Well, for someone whose blog gets about 50 hits a day, this whole “sell out” thing is quite the scene. Since even the Great Light-Blue Satan has devoted several posts to the subject today, I figure I’ll throw my response out there.
First of all, for all of those that are able to continue enjoying these songs after they’ve been in a Taco Bell commercial, I envy you. Really. Whenever I hear ‘New Slang’, the image of a bloodstained Ronald McDonald pumping BGH into a sedated cow pops into my head, and I assure you its completely involuntary. (Though Natalie Portman, mercifully, pops in there sometimes)
“Selling out” is certainly subjective. For some it is signing to a big label, to some it’s making videos, to others it’s charging more than $10 for your show. I tend to reject each of those arguments. I even don’t mind letting your song be used in a film, because it is at least being used in another art form (though if it’s some shitty Brockenheimer film/matching video synergy thing, that’s very questionable).
I happen to draw the line at allowing your song to be used to sell widgets. The commercialization of every aspect of our culture is something that really sickens me. You might be one of those people that watches the Super Bowl to see all the new wacky commercials, but I think that phenomenon is a sad commentary on our society. I don’t find being manipulated to give my money to Wal-Mart amusing. And if I hear someone at my work gush about how cute the talking duck/frog/lizard/dog/anus is on the Ex-Lax commercial, I’m gonna fucking snap.
If you’re only making music to get rich, live in a mansion or get laid, go ahead and sell your song. Your music is likely crap anyway. But for those with genuine talent such as the Shins or Modest Mouse who present themselves as serious musicians to sell your song for a Nike commercial, I think this says something about how seriously you value the music you make. Which is entirely up to you, not me. But if you don’t object to your music being used in this manner, don’t expect me to take your music seriously either. I’m sure you’ll get lots of new fans, so that’s no loss to you.

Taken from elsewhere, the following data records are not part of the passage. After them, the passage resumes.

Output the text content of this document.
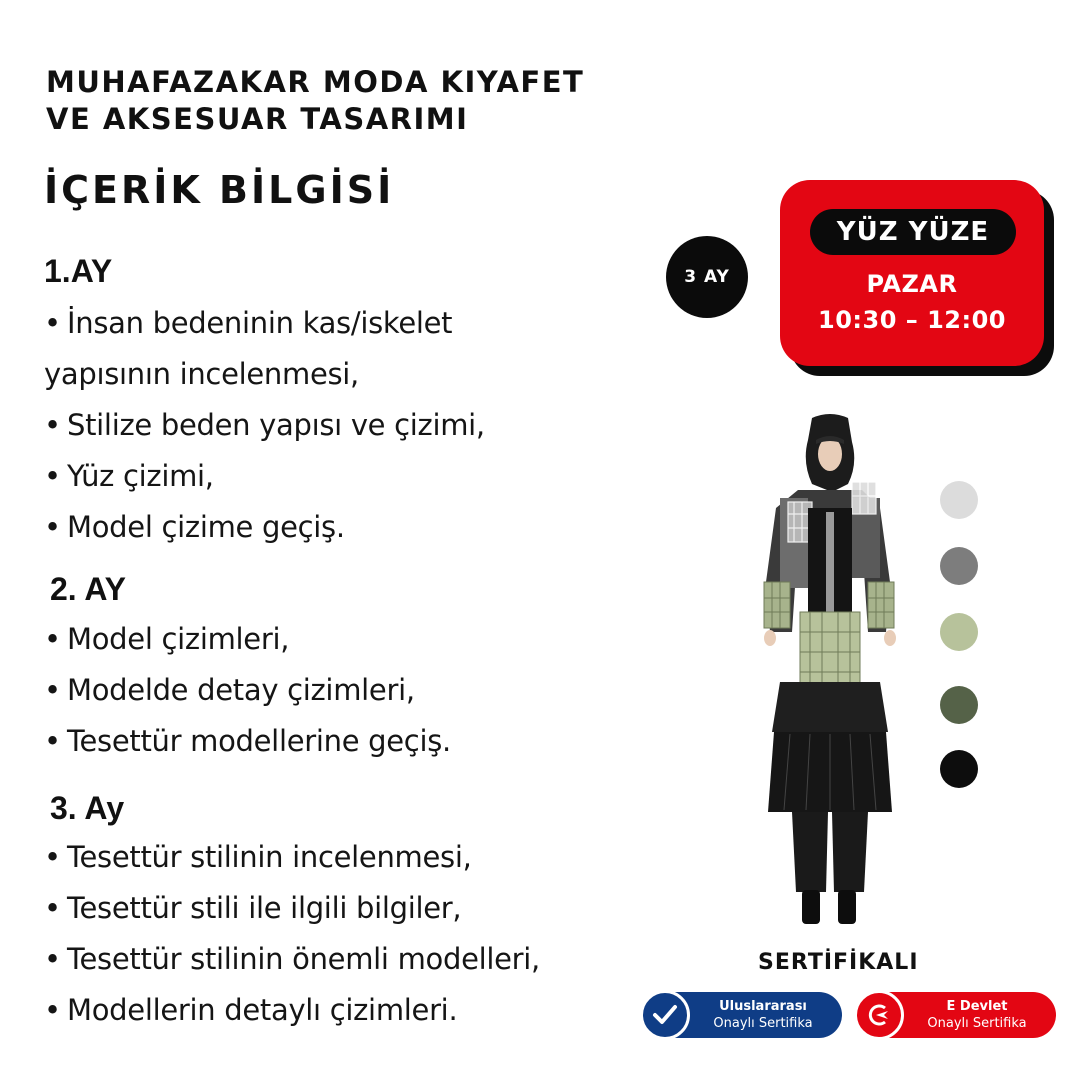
MUHAFAZAKAR MODA KIYAFET
VE AKSESUAR TASARIMI
İÇERİK BİLGİSİ
1.AY
• İnsan bedeninin kas/iskelet
yapısının incelenmesi,
• Stilize beden yapısı ve çizimi,
• Yüz çizimi,
• Model çizime geçiş.
2. AY
• Model çizimleri,
• Modelde detay çizimleri,
• Tesettür modellerine geçiş.
3. Ay
• Tesettür stilinin incelenmesi,
• Tesettür stili ile ilgili bilgiler,
• Tesettür stilinin önemli modelleri,
• Modellerin detaylı çizimleri.
3 AY
YÜZ YÜZE
PAZAR
10:30 – 12:00
SERTİFİKALI
Uluslararası
Onaylı Sertifika
E Devlet
Onaylı Sertifika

Its also fair to judge bands differently based on what “level” they’re at. For Bob Dylan to sell ‘The Times They Are A Changin’ to the Bank of Montreal for a TV ad….there’s just no excuse for that. He’s been an embarrassment for the last 30 years, so this and the Victoria’s Secret and Ipod commercials merely cement this fact in my snobby book. And Elvis Costello pitching luxury automobiles for rich white guys makes me vomit in my mouth a little. Ditto White Stripes and Coke.

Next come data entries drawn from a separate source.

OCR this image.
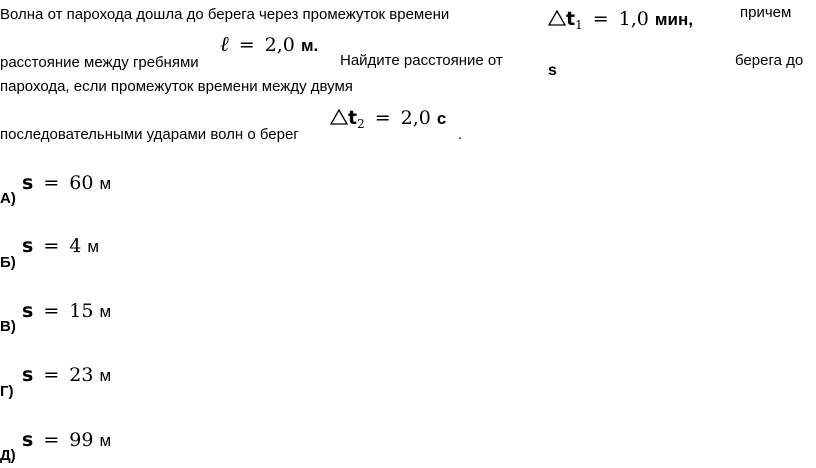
Волна от парохода дошла до берега через промежуток времени	$t_1 = 1,0$ мин,	причем
расстояние между гребнями
ℓ = 2,0 м.
Найдите расстояние от
s
берега до
парохода, если промежуток времени между двумя
последовательными ударами волн о берег
$t_2 = 2,0$ с
.
s = 60 м
А)
s = 4 м
Б)
s = 15 м
В)
s = 23 м
Г)
s = 99 м
Д)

For unsigned bands struggling to get by, it’s certainly a different story. But again, I think it says something about how seriously you’re taking your music. Bands like the Shins and Modest Mouse don’t fit in this category though. Modest Mouse was already well known and could sell out any place they wanted to. There was no reason to allow the minivan commercial other than wanting more money, or being “bigger”. Which again, is their right to do, and some might not care at all, but it really rubs me the wrong way.
Amanda says in the comments that selling your song to a commercial could allow more of your music to flow freely through the internet and allow the band to lower their prices to $20 a show. Ideally, this might be true, but I don’t think it will work out this way. Modest Mouse shows are $30+ through Ticketmaster (at least) despite the minivan money. And the Shins, post-McDonalds, rarely tour and I’d be surprised if their tickets prices aren’t similar. Considering how unimpressive their new album is (IMO), its also possible that commercial money will make bands rest on their laurels, touring less and feeling less pressure to put out the best music possible. It’s certainly selfish on my part, but I think that bands touring to make a living gives the fans more access and also pushes a band to improve their music. Bands inevitably get older, or richer, have kids, grow apart, get burnt out, lose the creative ability and drive they once had. The commercial money might exacerbate this process (not the age…yes).
I take politics and music very seriously (in that order). It may be silly, but I get just as upset when a band whose integrity or music I respect sells their song to a commercial as I get when a politician who I respect makes a terrible vote. So when Obama refused to campaign for Lamont and rid us of the dreadful Lieberfucker, I had a similar reaction to seeing the Elvis Costello Lexus commercial. And if Sonic Youth sold ‘Teenage Riot’ to The Gap, or R.E.M. sold ‘These Days’ or ‘Begin the Begin’ to Ford….my head would explode.
(cross posted at BlueGrassRoots)
…I’ll add that Carlos Zambrano’s 5.61 ERA is also deeply upsetting.